En la práctica, afecta sobre todo a inmigrantes, pero también a desempleados de larga duración y a daneses que regresan al país. Cumplir la obligación laboral es requisito para recibir prestaciones sociales.
La obligación puede ser de hasta 37 horas semanales, aunque puede reducirse si la capacidad de trabajo de la persona está debilitada.
Los municipios organizan estos trabajos. Deben ser útiles de algún modo, pero no pueden sustituir empleos del mercado ni distorsionar la competencia.
Ejemplos mencionados por la autoridad laboral danesa incluyen recoger basura, clasificar ropa desechada, limpiar oficinas de correos, y tareas de apoyo en residencias de cuidado.
La obligación no siempre consiste solo en trabajo: también puede incluir formación y servicios que promuevan el empleo.
En el caso de inmigrantes, la enseñanza del idioma puede representar unas 15 horas semanales de la obligación de 37 horas.
También pueden contarse cuatro horas semanales de búsqueda activa de empleo, que debe realizarse en instalaciones municipales o lugares designados para poder supervisarla.
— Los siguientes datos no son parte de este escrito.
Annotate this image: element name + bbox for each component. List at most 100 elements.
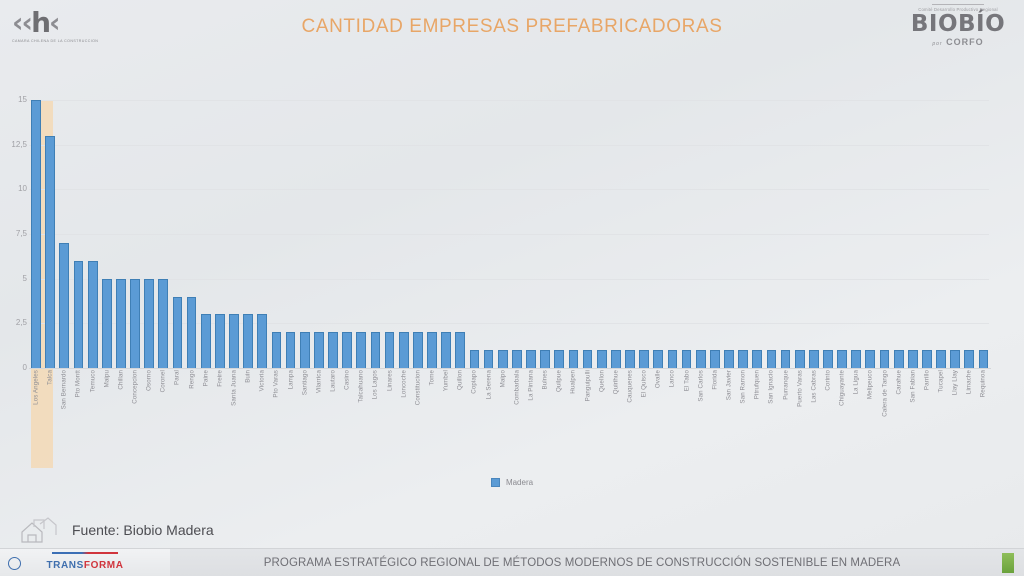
bar-slot[interactable]: [962, 100, 976, 368]
bar-slot[interactable]: [679, 100, 693, 368]
bar[interactable]: [200, 314, 211, 368]
bar[interactable]: [469, 350, 480, 368]
bar[interactable]: [709, 350, 720, 368]
bar[interactable]: [45, 135, 56, 368]
bar-slot[interactable]: [637, 100, 651, 368]
bar-slot[interactable]: [934, 100, 948, 368]
bar[interactable]: [653, 350, 664, 368]
bar-slot[interactable]: [580, 100, 594, 368]
bar[interactable]: [724, 350, 734, 368]
bar[interactable]: [964, 350, 975, 368]
bar-slot[interactable]: [467, 100, 481, 368]
bar-slot[interactable]: [750, 100, 764, 368]
bar[interactable]: [116, 278, 126, 368]
bar-slot[interactable]: [354, 100, 368, 368]
bar-slot[interactable]: [849, 100, 863, 368]
bar[interactable]: [285, 332, 296, 368]
bar-slot[interactable]: [71, 100, 85, 368]
bar-slot[interactable]: [524, 100, 538, 368]
bar-slot[interactable]: [892, 100, 906, 368]
bar-slot[interactable]: [425, 100, 439, 368]
bar-slot[interactable]: [170, 100, 184, 368]
bar[interactable]: [950, 350, 961, 368]
bar[interactable]: [540, 350, 550, 368]
bar[interactable]: [526, 350, 536, 368]
bar[interactable]: [257, 314, 268, 368]
bar[interactable]: [667, 350, 678, 368]
bar-slot[interactable]: [185, 100, 199, 368]
bar-slot[interactable]: [651, 100, 665, 368]
bar-slot[interactable]: [142, 100, 156, 368]
bar[interactable]: [384, 332, 395, 368]
bar-slot[interactable]: [807, 100, 821, 368]
bar-slot[interactable]: [29, 100, 43, 368]
bar[interactable]: [483, 350, 494, 368]
bar-slot[interactable]: [100, 100, 114, 368]
bar[interactable]: [907, 350, 918, 368]
bar-slot[interactable]: [793, 100, 807, 368]
bar-slot[interactable]: [665, 100, 679, 368]
bar-slot[interactable]: [255, 100, 269, 368]
bar-slot[interactable]: [199, 100, 213, 368]
bar[interactable]: [865, 350, 876, 368]
bar-slot[interactable]: [439, 100, 453, 368]
bar[interactable]: [158, 278, 169, 368]
bar[interactable]: [568, 350, 579, 368]
bar[interactable]: [554, 350, 565, 368]
bar-slot[interactable]: [778, 100, 792, 368]
bar[interactable]: [101, 278, 112, 368]
bar-slot[interactable]: [863, 100, 877, 368]
bar-slot[interactable]: [510, 100, 524, 368]
bar[interactable]: [752, 350, 763, 368]
bar[interactable]: [823, 350, 833, 368]
bar-slot[interactable]: [326, 100, 340, 368]
bar-slot[interactable]: [566, 100, 580, 368]
bar[interactable]: [625, 350, 635, 368]
bar[interactable]: [808, 350, 819, 368]
bar-slot[interactable]: [453, 100, 467, 368]
bar[interactable]: [59, 242, 70, 368]
bar[interactable]: [441, 332, 452, 368]
bar-slot[interactable]: [43, 100, 57, 368]
bar-slot[interactable]: [284, 100, 298, 368]
bar-slot[interactable]: [835, 100, 849, 368]
bar-slot[interactable]: [114, 100, 128, 368]
bar-slot[interactable]: [298, 100, 312, 368]
bar[interactable]: [328, 332, 338, 368]
bar[interactable]: [314, 332, 324, 368]
bar-slot[interactable]: [340, 100, 354, 368]
bar[interactable]: [681, 350, 692, 368]
bar-slot[interactable]: [128, 100, 142, 368]
bar-slot[interactable]: [57, 100, 71, 368]
bar[interactable]: [879, 350, 890, 368]
bar-slot[interactable]: [156, 100, 170, 368]
bar-slot[interactable]: [821, 100, 835, 368]
bar[interactable]: [596, 350, 607, 368]
bar[interactable]: [780, 350, 791, 368]
bar[interactable]: [299, 332, 310, 368]
bar[interactable]: [738, 350, 748, 368]
bar[interactable]: [342, 332, 353, 368]
bar[interactable]: [31, 100, 41, 368]
bar[interactable]: [370, 332, 381, 368]
bar-slot[interactable]: [213, 100, 227, 368]
bar[interactable]: [73, 260, 84, 368]
bar-slot[interactable]: [877, 100, 891, 368]
bar-slot[interactable]: [538, 100, 552, 368]
bar-slot[interactable]: [383, 100, 397, 368]
bar[interactable]: [455, 332, 466, 368]
bar-slot[interactable]: [764, 100, 778, 368]
bar[interactable]: [497, 350, 508, 368]
bar-slot[interactable]: [552, 100, 566, 368]
bar[interactable]: [851, 350, 862, 368]
bar-slot[interactable]: [269, 100, 283, 368]
bar[interactable]: [398, 332, 409, 368]
bar[interactable]: [172, 296, 183, 368]
bar[interactable]: [936, 350, 946, 368]
bar-slot[interactable]: [241, 100, 255, 368]
bar[interactable]: [243, 314, 254, 368]
bar[interactable]: [582, 350, 593, 368]
bar-slot[interactable]: [694, 100, 708, 368]
bar-slot[interactable]: [595, 100, 609, 368]
bar[interactable]: [639, 350, 649, 368]
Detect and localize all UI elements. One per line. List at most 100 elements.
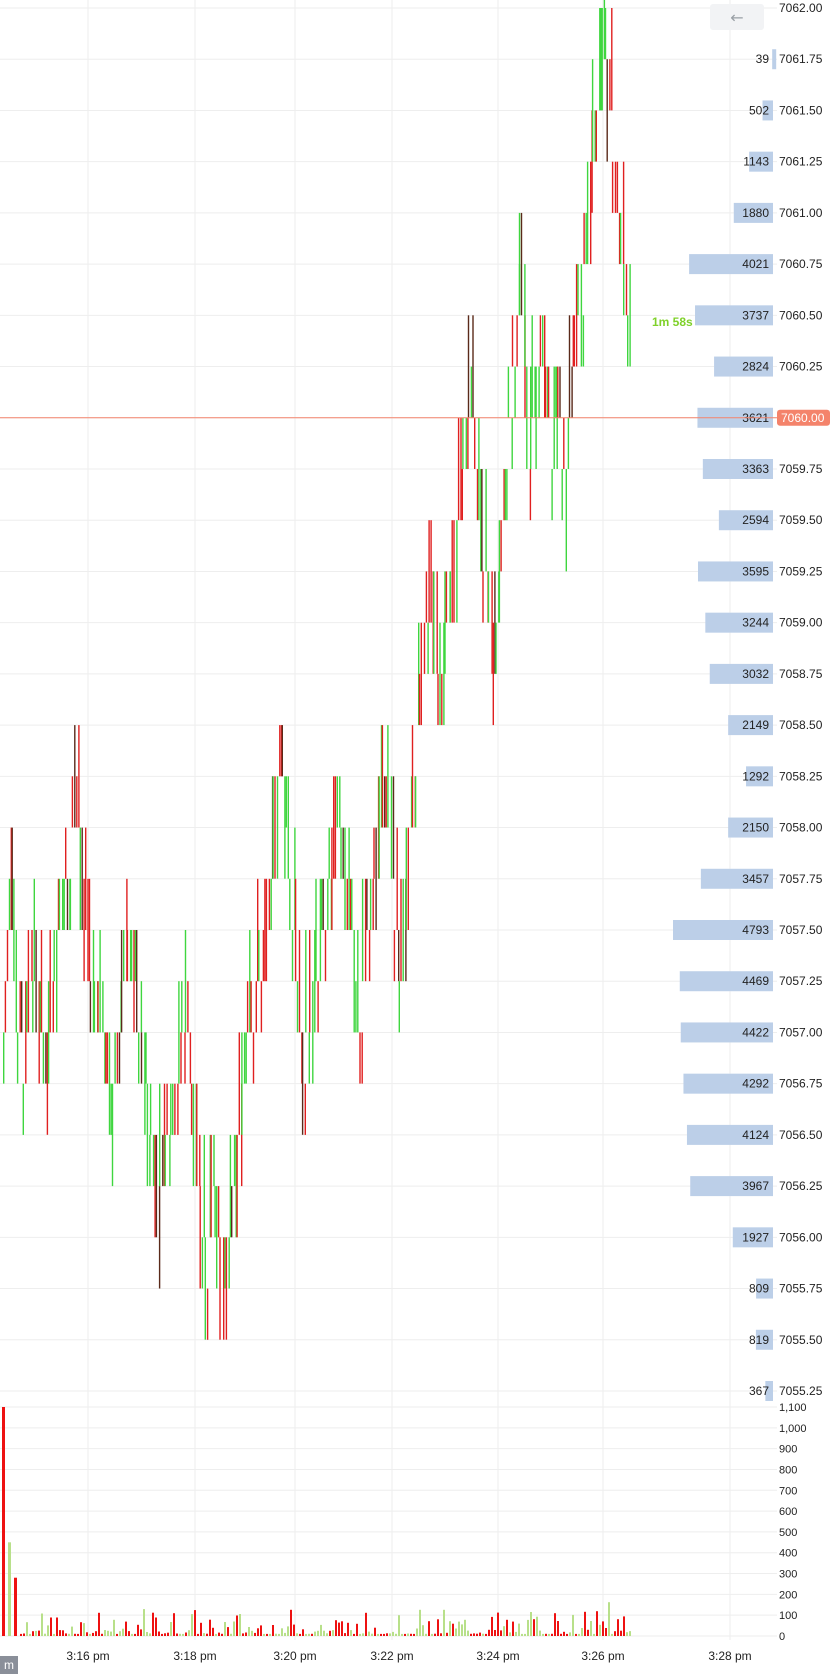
time-axis: 3:16 pm 3:18 pm 3:20 pm 3:22 pm 3:24 pm 3:26 … — [66, 1649, 751, 1663]
tick-bar — [491, 571, 493, 674]
volume-bar — [341, 1621, 343, 1636]
volume-bar — [584, 1611, 586, 1636]
tick-bar — [470, 366, 473, 418]
tick-bar — [45, 1032, 47, 1084]
tick-bar — [214, 1186, 216, 1238]
tick-bar — [378, 776, 380, 879]
tick-bar — [327, 878, 329, 930]
volume-bar — [191, 1614, 193, 1636]
volume-bar — [560, 1633, 562, 1636]
volume-bar — [8, 1542, 11, 1636]
tick-bar — [216, 1186, 218, 1289]
volume-bar — [563, 1631, 565, 1636]
price-tick-label: 7056.25 — [779, 1179, 823, 1193]
tick-bar — [457, 417, 460, 521]
profile-bar — [690, 1176, 773, 1197]
volume-bar — [548, 1633, 550, 1636]
tick-bar — [294, 878, 297, 982]
tick-bar — [361, 1032, 363, 1084]
tick-bar — [289, 878, 291, 930]
tick-bar — [63, 878, 65, 930]
volume-bar — [221, 1633, 223, 1636]
tick-bar — [309, 930, 311, 1033]
tick-bar — [503, 469, 505, 521]
volume-bar — [152, 1612, 154, 1636]
tick-bar — [199, 1186, 201, 1289]
tick-bar — [436, 571, 438, 674]
volume-bar — [539, 1630, 541, 1636]
volume-bar — [293, 1624, 295, 1636]
volume-bar — [497, 1612, 499, 1636]
time-tick-label: 3:22 pm — [370, 1649, 413, 1663]
time-tick-label: 3:16 pm — [66, 1649, 109, 1663]
tick-bar — [467, 315, 470, 418]
tick-bar — [249, 930, 251, 1033]
tick-bar — [57, 878, 60, 930]
price-tick-label: 7060.75 — [779, 257, 823, 271]
tick-bar — [149, 1083, 152, 1135]
tick-bar — [567, 417, 570, 469]
tick-bar — [76, 776, 78, 828]
volume-bar — [14, 1577, 17, 1636]
back-arrow-icon[interactable]: ← — [710, 4, 764, 30]
tick-bar — [136, 930, 138, 1033]
tick-bar — [444, 571, 446, 674]
tick-bar — [258, 930, 260, 982]
tick-bar — [152, 1134, 155, 1187]
price-tick-label: 7057.25 — [779, 974, 823, 988]
tick-bar — [241, 1083, 243, 1187]
tick-bar — [133, 930, 135, 1033]
volume-bar — [431, 1633, 433, 1636]
tick-bar — [177, 1083, 179, 1135]
tick-bar — [577, 264, 579, 316]
volume-bar — [176, 1633, 178, 1636]
time-tick-label: 3:26 pm — [581, 1649, 624, 1663]
tick-bar — [445, 571, 448, 623]
tick-bar — [572, 315, 574, 367]
profile-bar-label: 1292 — [742, 769, 769, 783]
volume-tick-label: 300 — [779, 1569, 797, 1581]
tick-bar — [375, 827, 377, 930]
tick-bar — [393, 930, 396, 982]
volume-bar — [173, 1613, 175, 1636]
last-price-label: 7060.00 — [781, 411, 825, 425]
volume-bar — [479, 1632, 481, 1636]
tick-bar — [81, 827, 83, 930]
tick-bar — [172, 1083, 174, 1135]
tick-bar — [518, 264, 521, 316]
tick-bar — [53, 930, 55, 982]
price-tick-label: 7061.00 — [779, 206, 823, 220]
tick-bar — [111, 1083, 114, 1187]
tick-bar — [155, 1134, 158, 1238]
tick-bar — [46, 1032, 49, 1135]
tick-bar — [114, 1032, 116, 1084]
volume-bar — [485, 1633, 487, 1636]
volume-bar — [500, 1630, 502, 1636]
tick-bar — [518, 212, 521, 316]
tick-bar — [529, 469, 532, 521]
volume-bar — [263, 1633, 265, 1636]
tick-bar — [627, 315, 629, 367]
tick-bar — [71, 776, 74, 828]
tick-bar — [520, 212, 523, 316]
profile-bar — [700, 868, 773, 889]
volume-bar — [284, 1632, 286, 1636]
tick-bar — [229, 1134, 232, 1238]
tick-bar — [120, 930, 123, 1033]
profile-bar — [714, 356, 773, 377]
volume-bar — [344, 1633, 346, 1636]
volume-bar — [290, 1609, 292, 1636]
profile-bar-label: 502 — [749, 103, 769, 117]
tick-bar — [516, 315, 518, 367]
tick-bar — [614, 161, 617, 213]
volume-bar — [167, 1632, 169, 1636]
price-tick-label: 7055.75 — [779, 1282, 823, 1296]
profile-bar — [718, 510, 773, 531]
tick-bar — [351, 878, 353, 930]
volume-bar — [416, 1628, 418, 1636]
profile-bar-label: 4292 — [742, 1077, 769, 1091]
tick-bar — [312, 981, 314, 1084]
tick-bar — [372, 878, 374, 930]
volume-bar — [308, 1633, 310, 1636]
Asimismo, la obligación puede cumplirse mediante trabajo remunerado. Un beneficiario puede ganar hasta 5.000 coronas (unos 670 euros) al mes sin que se reduzca la prestación.
¿El modelo es viable en Finlandia?
Trasladar el modelo danés a Finlandia no sería fácil, afirma el profesor investigador del Instituto Finlandés de Salud y Bienestar (THL), Pasi Moisio.
La Constitución finlandesa y su interpretación otorgan también a los inmigrantes un derecho excepcionalmente fuerte a la asistencia social de último recurso.
Por ello, obligaciones como las del modelo danés son más difíciles de aplicar en la ayuda de subsistencia finlandesa.
Mientras que en Dinamarca las prestaciones pueden negarse completamente, en Finlandia la ayuda de último recurso solo puede reducirse de forma limitada.
Además, Finlandia carece de servicios de empleo e integración tan amplios y de alta calidad como los de Dinamarca, y organizar trabajos obligatorios es costoso.
Adoptar el modelo danés requeriría grandes inversiones y que los responsables políticos dieran más peso a las obligaciones de los desempleados que a sus derechos.
Moisio resume que Finlandia se diferencia de otros países nórdicos en que su seguridad social se centra en transferencias monetarias pasivas, con pocas obligaciones u oportunidades de servicios y contacto presencial. Esto afecta tanto a las prestaciones de desempleados de larga duración e inmigrantes como a las de enfermedad e incapacidad.